数々の人気番組を手がけてきた放送作家・たむらようこさん。20年前に従業員が女性だけの放送作家オフィスを設立して、男社会のテレビ業界に一石を投じ続けてきたたむらさんが、テレビではたらく女たちのリアルをありのままにお伝えします。
「お母さんの家庭料理が文句なくうまいとは思わない。失敗マルコゲハンバーグもあれば、うっすい味噌汁のときもある。魚が生焼けだったり、弁当箱の蓋を開けたら、ツーン食えん! ということもある。『お母さん』に象徴される家庭料理に過剰な期待をするのが重いし、時代遅れ……云々(うんぬん)」
その日も彼女は、絶好調で飛ばしまくっていた。我が愛しの「自称クソフェミ」津田環プロデューサー(「テレビ業界も賢く物申せる女ほど、冷や飯を食わされる?」参照)。物申している相手は、ファミリーマートの総菜シリーズ「お母さん食堂」。折しも女子高生3人が「お母さん=料理という役割の押し付けを助長している」として、ファミリーマートを相手に「お母さん食堂」の名称変更を求める署名活動をしたことが話題になった直後だった(*)。
「お母さん=料理」じゃない。我が家のシェフはパパ
そうだそうだ、「お母さん=料理」じゃない。思い起こせば8年ほど前。私は『ママモコモてれび』(日本テレビ系列)という番組のロケ現場に、4歳の息子と一緒にいた。私が番組の構成をしていて、息子は(子役さんが足りず)出演していたからだ。

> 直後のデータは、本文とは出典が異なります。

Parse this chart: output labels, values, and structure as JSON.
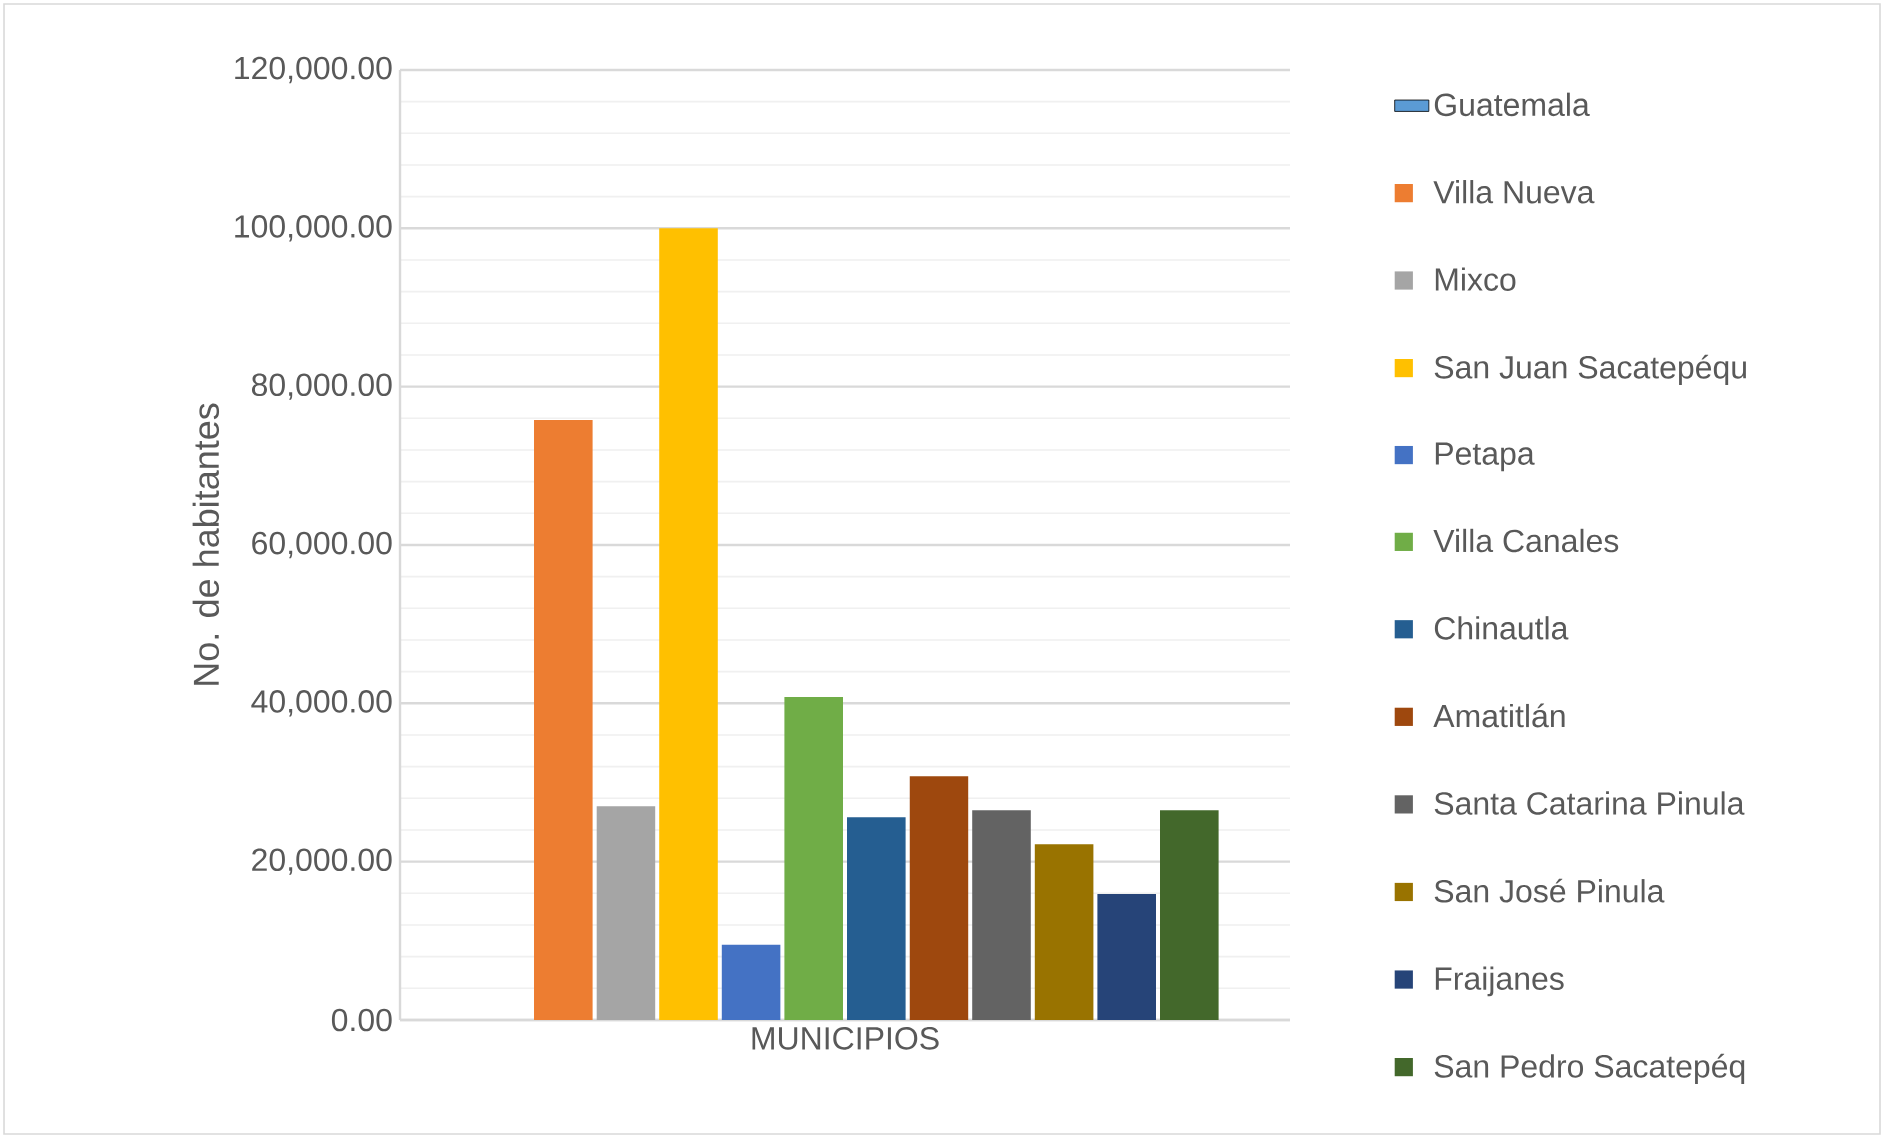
{
  "chart_data": {
    "type": "bar",
    "ylabel": "No. de habitantes",
    "categories": [
      "MUNICIPIOS"
    ],
    "series": [
      {
        "name": "Guatemala",
        "color": "#5b9bd5",
        "values": [
          null
        ]
      },
      {
        "name": "Villa Nueva",
        "color": "#ed7d31",
        "values": [
          75800
        ]
      },
      {
        "name": "Mixco",
        "color": "#a5a5a5",
        "values": [
          27000
        ]
      },
      {
        "name": "San Juan Sacatepéqu",
        "color": "#ffc000",
        "values": [
          100000
        ]
      },
      {
        "name": "Petapa",
        "color": "#4472c4",
        "values": [
          9500
        ]
      },
      {
        "name": "Villa Canales",
        "color": "#70ad47",
        "values": [
          40800
        ]
      },
      {
        "name": "Chinautla",
        "color": "#255e91",
        "values": [
          25600
        ]
      },
      {
        "name": "Amatitlán",
        "color": "#9e480e",
        "values": [
          30800
        ]
      },
      {
        "name": "Santa Catarina Pinula",
        "color": "#636363",
        "values": [
          26500
        ]
      },
      {
        "name": "San José Pinula",
        "color": "#997300",
        "values": [
          22200
        ]
      },
      {
        "name": "Fraijanes",
        "color": "#264478",
        "values": [
          15900
        ]
      },
      {
        "name": "San Pedro Sacatepéq",
        "color": "#43682b",
        "values": [
          26500
        ]
      }
    ],
    "ylim": [
      0,
      120000
    ],
    "yticks": [
      {
        "value": 0,
        "label": "0.00"
      },
      {
        "value": 20000,
        "label": "20,000.00"
      },
      {
        "value": 40000,
        "label": "40,000.00"
      },
      {
        "value": 60000,
        "label": "60,000.00"
      },
      {
        "value": 80000,
        "label": "80,000.00"
      },
      {
        "value": 100000,
        "label": "100,000.00"
      },
      {
        "value": 120000,
        "label": "120,000.00"
      }
    ],
    "grid": true,
    "legend": "right"
  }
}
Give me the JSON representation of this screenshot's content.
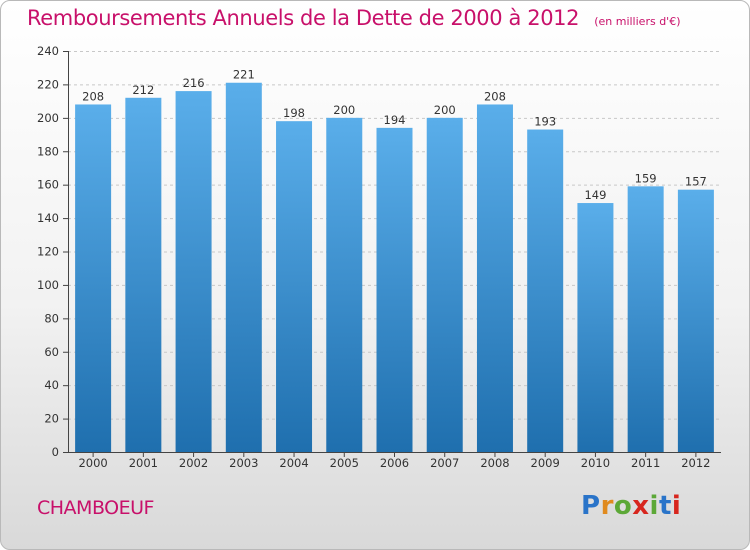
{
  "header": {
    "title": "Remboursements Annuels de la Dette de 2000 à 2012",
    "unit": "(en milliers d'€)"
  },
  "footer": {
    "commune": "CHAMBOEUF",
    "logo_text": "Proxiti"
  },
  "colors": {
    "title": "#c8106a",
    "bar_top": "#5aaeea",
    "bar_bottom": "#1f6fae",
    "logo_letters": [
      "#2a74c9",
      "#e08a1e",
      "#5ca837",
      "#d7261e",
      "#5ca837",
      "#2a74c9",
      "#d7261e"
    ]
  },
  "chart_data": {
    "type": "bar",
    "title": "Remboursements Annuels de la Dette de 2000 à 2012",
    "xlabel": "",
    "ylabel": "",
    "categories": [
      "2000",
      "2001",
      "2002",
      "2003",
      "2004",
      "2005",
      "2006",
      "2007",
      "2008",
      "2009",
      "2010",
      "2011",
      "2012"
    ],
    "values": [
      208,
      212,
      216,
      221,
      198,
      200,
      194,
      200,
      208,
      193,
      149,
      159,
      157
    ],
    "ylim": [
      0,
      240
    ],
    "yticks": [
      0,
      20,
      40,
      60,
      80,
      100,
      120,
      140,
      160,
      180,
      200,
      220,
      240
    ],
    "grid": true,
    "data_labels": true
  }
}
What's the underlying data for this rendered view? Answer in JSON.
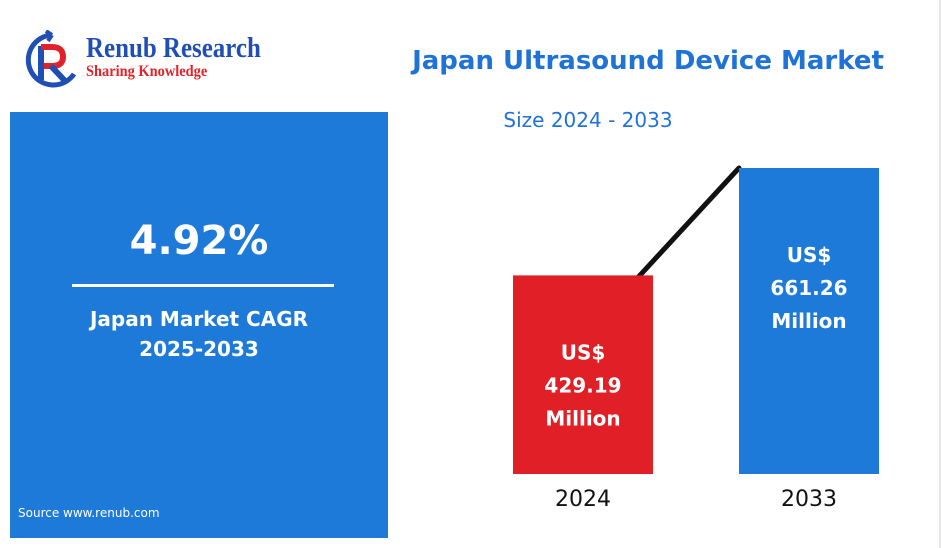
{
  "brand": {
    "name": "Renub Research",
    "tagline": "Sharing Knowledge"
  },
  "title": "Japan Ultrasound Device Market",
  "subtitle": "Size 2024 - 2033",
  "cagr": {
    "value": "4.92%",
    "label_line1": "Japan Market CAGR",
    "label_line2": "2025-2033"
  },
  "source": "Source  www.renub.com",
  "colors": {
    "accent_blue": "#1d7ad8",
    "title_blue": "#1f72d6",
    "bar_2024": "#e02026",
    "bar_2033": "#1d7ad8",
    "logo_red": "#e0232a",
    "logo_blue": "#1f4fb5"
  },
  "chart_data": {
    "type": "bar",
    "categories": [
      "2024",
      "2033"
    ],
    "values": [
      429.19,
      661.26
    ],
    "bar_colors": [
      "#e02026",
      "#1d7ad8"
    ],
    "data_labels": [
      [
        "US$",
        "429.19",
        "Million"
      ],
      [
        "US$",
        "661.26",
        "Million"
      ]
    ],
    "unit": "US$ Million",
    "connector_line": true
  }
}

その場にいたのは洋食で有名な「たいめいけん」の茂出木浩司シェフ。あの焦げたハンバーグ並みに日焼けして真っ黒な人だ。しかし、ちょい悪風の見た目とは裏腹に、とても優しい人で、息子をリラックスさせようと話しかけてくれた。
「お母さんの料理は何がおいしいですか?」
息子はキョトンとして「パパ」と答えた。息子よ、それでは「お母さんの料理 is パパ」ということになってしまう……。

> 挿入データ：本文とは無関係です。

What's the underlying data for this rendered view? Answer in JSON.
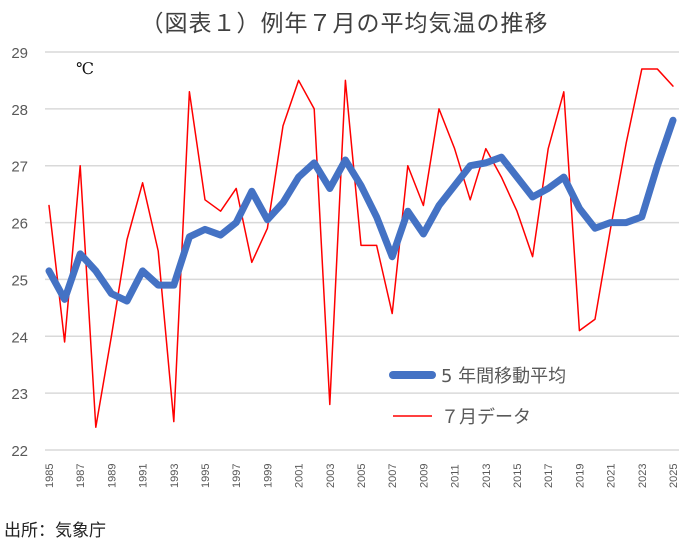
{
  "chart_data": {
    "type": "line",
    "title": "（図表１）例年７月の平均気温の推移",
    "ylabel": "℃",
    "xlabel": "",
    "ylim": [
      22,
      29
    ],
    "yticks": [
      22,
      23,
      24,
      25,
      26,
      27,
      28,
      29
    ],
    "xlim": [
      1985,
      2025
    ],
    "xticks": [
      1985,
      1987,
      1989,
      1991,
      1993,
      1995,
      1997,
      1999,
      2001,
      2003,
      2005,
      2007,
      2009,
      2011,
      2013,
      2015,
      2017,
      2019,
      2021,
      2023,
      2025
    ],
    "grid": true,
    "legend_position": "bottom-right",
    "x": [
      1985,
      1986,
      1987,
      1988,
      1989,
      1990,
      1991,
      1992,
      1993,
      1994,
      1995,
      1996,
      1997,
      1998,
      1999,
      2000,
      2001,
      2002,
      2003,
      2004,
      2005,
      2006,
      2007,
      2008,
      2009,
      2010,
      2011,
      2012,
      2013,
      2014,
      2015,
      2016,
      2017,
      2018,
      2019,
      2020,
      2021,
      2022,
      2023,
      2024,
      2025
    ],
    "series": [
      {
        "name": "5 年間移動平均",
        "color": "#4472C4",
        "values": [
          25.15,
          24.65,
          25.45,
          25.15,
          24.75,
          24.62,
          25.15,
          24.9,
          24.9,
          25.75,
          25.88,
          25.78,
          26.0,
          26.55,
          26.05,
          26.35,
          26.8,
          27.05,
          26.6,
          27.1,
          26.65,
          26.1,
          25.4,
          26.2,
          25.8,
          26.3,
          26.65,
          27.0,
          27.05,
          27.15,
          26.8,
          26.45,
          26.6,
          26.8,
          26.25,
          25.9,
          26.0,
          26.0,
          26.1,
          27.0,
          27.8
        ]
      },
      {
        "name": "７月データ",
        "color": "#FF0000",
        "values": [
          26.3,
          23.9,
          27.0,
          22.4,
          24.0,
          25.7,
          26.7,
          25.5,
          22.5,
          28.3,
          26.4,
          26.2,
          26.6,
          25.3,
          25.9,
          27.7,
          28.5,
          28.0,
          22.8,
          28.5,
          25.6,
          25.6,
          24.4,
          27.0,
          26.3,
          28.0,
          27.3,
          26.4,
          27.3,
          26.8,
          26.2,
          25.4,
          27.3,
          28.3,
          24.1,
          24.3,
          25.9,
          27.4,
          28.7,
          28.7,
          28.4
        ]
      }
    ]
  },
  "source": "出所：気象庁"
}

茂出木シェフもキョトンとして、もう一度聞いてくれた。
「お母さんの料理は何が一番おいしいですか? 」
息子は変なことを聞く大人もいるもんだ、みたいに笑いながら答えた。「お料理はパパでしょ!」。現場にびみょ~な空気が流れた。そう、我が家のメインシェフはパパだ。

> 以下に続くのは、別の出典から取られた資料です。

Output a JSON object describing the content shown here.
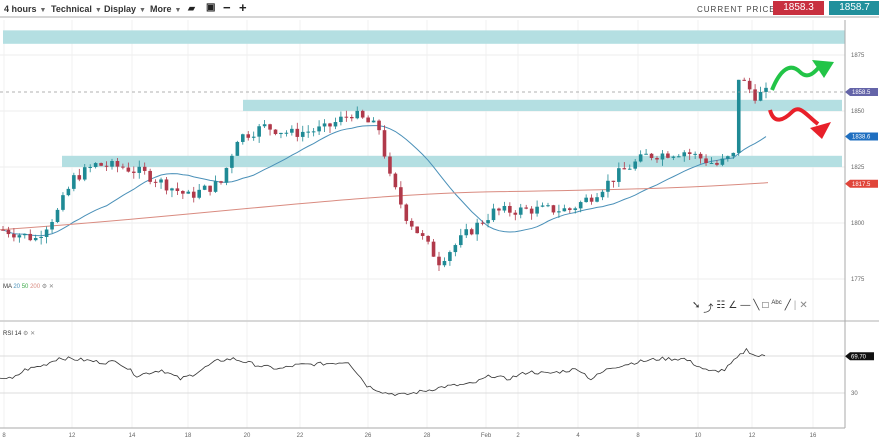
{
  "toolbar": {
    "timeframe": "4 hours",
    "technical": "Technical",
    "display": "Display",
    "more": "More",
    "icons": [
      "folder-open-icon",
      "save-icon",
      "zoom-out-icon",
      "zoom-in-icon"
    ]
  },
  "prices": {
    "label": "CURRENT PRICE:",
    "bid": "1858.3",
    "ask": "1858.7"
  },
  "colors": {
    "up": "#1f8a95",
    "down": "#b0394a",
    "zone": "#b4dfe2",
    "ma20": "#4a90b8",
    "ma200": "#d98b80",
    "arrow_up": "#22c447",
    "arrow_down": "#e8202a"
  },
  "price_axis": {
    "ticks": [
      "1875",
      "1850",
      "1825",
      "1800",
      "1775"
    ],
    "badges": {
      "last": "1858.5",
      "ma20": "1838.6",
      "ma200": "1817.5"
    }
  },
  "x_axis": {
    "ticks": [
      "8",
      "12",
      "14",
      "18",
      "20",
      "22",
      "26",
      "28",
      "Feb",
      "2",
      "4",
      "8",
      "10",
      "12",
      "16"
    ]
  },
  "indicators": {
    "ma": {
      "name": "MA",
      "periods": [
        "20",
        "50",
        "200"
      ]
    },
    "rsi": {
      "name": "RSI 14",
      "tick": "30",
      "value": "69.70"
    }
  },
  "zones": [
    [
      1880,
      1886
    ],
    [
      1850,
      1855
    ],
    [
      1825,
      1830
    ]
  ],
  "price_keypoints": [
    [
      0,
      1797
    ],
    [
      6,
      1793
    ],
    [
      10,
      1805
    ],
    [
      13,
      1820
    ],
    [
      17,
      1826
    ],
    [
      22,
      1825
    ],
    [
      26,
      1822
    ],
    [
      30,
      1817
    ],
    [
      34,
      1812
    ],
    [
      40,
      1818
    ],
    [
      43,
      1838
    ],
    [
      48,
      1843
    ],
    [
      53,
      1840
    ],
    [
      59,
      1842
    ],
    [
      64,
      1849
    ],
    [
      69,
      1842
    ],
    [
      71,
      1820
    ],
    [
      74,
      1803
    ],
    [
      80,
      1783
    ],
    [
      85,
      1795
    ],
    [
      90,
      1805
    ],
    [
      97,
      1806
    ],
    [
      104,
      1806
    ],
    [
      108,
      1812
    ],
    [
      113,
      1822
    ],
    [
      118,
      1830
    ],
    [
      125,
      1832
    ],
    [
      131,
      1826
    ],
    [
      134,
      1830
    ],
    [
      135,
      1865
    ],
    [
      138,
      1857
    ],
    [
      140,
      1858
    ]
  ],
  "rsi_keypoints": [
    [
      0,
      47
    ],
    [
      4,
      45
    ],
    [
      8,
      55
    ],
    [
      14,
      60
    ],
    [
      19,
      68
    ],
    [
      26,
      66
    ],
    [
      33,
      63
    ],
    [
      38,
      64
    ],
    [
      44,
      49
    ],
    [
      52,
      55
    ],
    [
      58,
      45
    ],
    [
      62,
      50
    ],
    [
      70,
      65
    ],
    [
      75,
      67
    ],
    [
      84,
      59
    ],
    [
      90,
      56
    ],
    [
      95,
      60
    ],
    [
      106,
      62
    ],
    [
      112,
      64
    ],
    [
      118,
      38
    ],
    [
      124,
      30
    ],
    [
      130,
      28
    ],
    [
      136,
      32
    ],
    [
      143,
      37
    ],
    [
      152,
      40
    ],
    [
      158,
      49
    ],
    [
      163,
      45
    ],
    [
      170,
      53
    ],
    [
      176,
      51
    ],
    [
      186,
      56
    ],
    [
      190,
      45
    ],
    [
      196,
      57
    ],
    [
      204,
      63
    ],
    [
      212,
      67
    ],
    [
      220,
      67
    ],
    [
      224,
      60
    ],
    [
      228,
      53
    ],
    [
      233,
      55
    ],
    [
      240,
      77
    ],
    [
      243,
      70
    ],
    [
      246,
      70
    ]
  ]
}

こんにちは、たむらようこです。コラム「テレビではたらく女たち」、今回のテーマは、ファミマ「お母さん食堂」のキャラクターである香取慎吾さん扮(ふん)する慎吾母と、2000年ごろに「おっはー」のあいさつで人気を博した慎吾ママ、2つのキャラクターについて。両者を比較することで、私たちが歩んできた仕事人生20年が無駄ではなかった、と思える……予定である。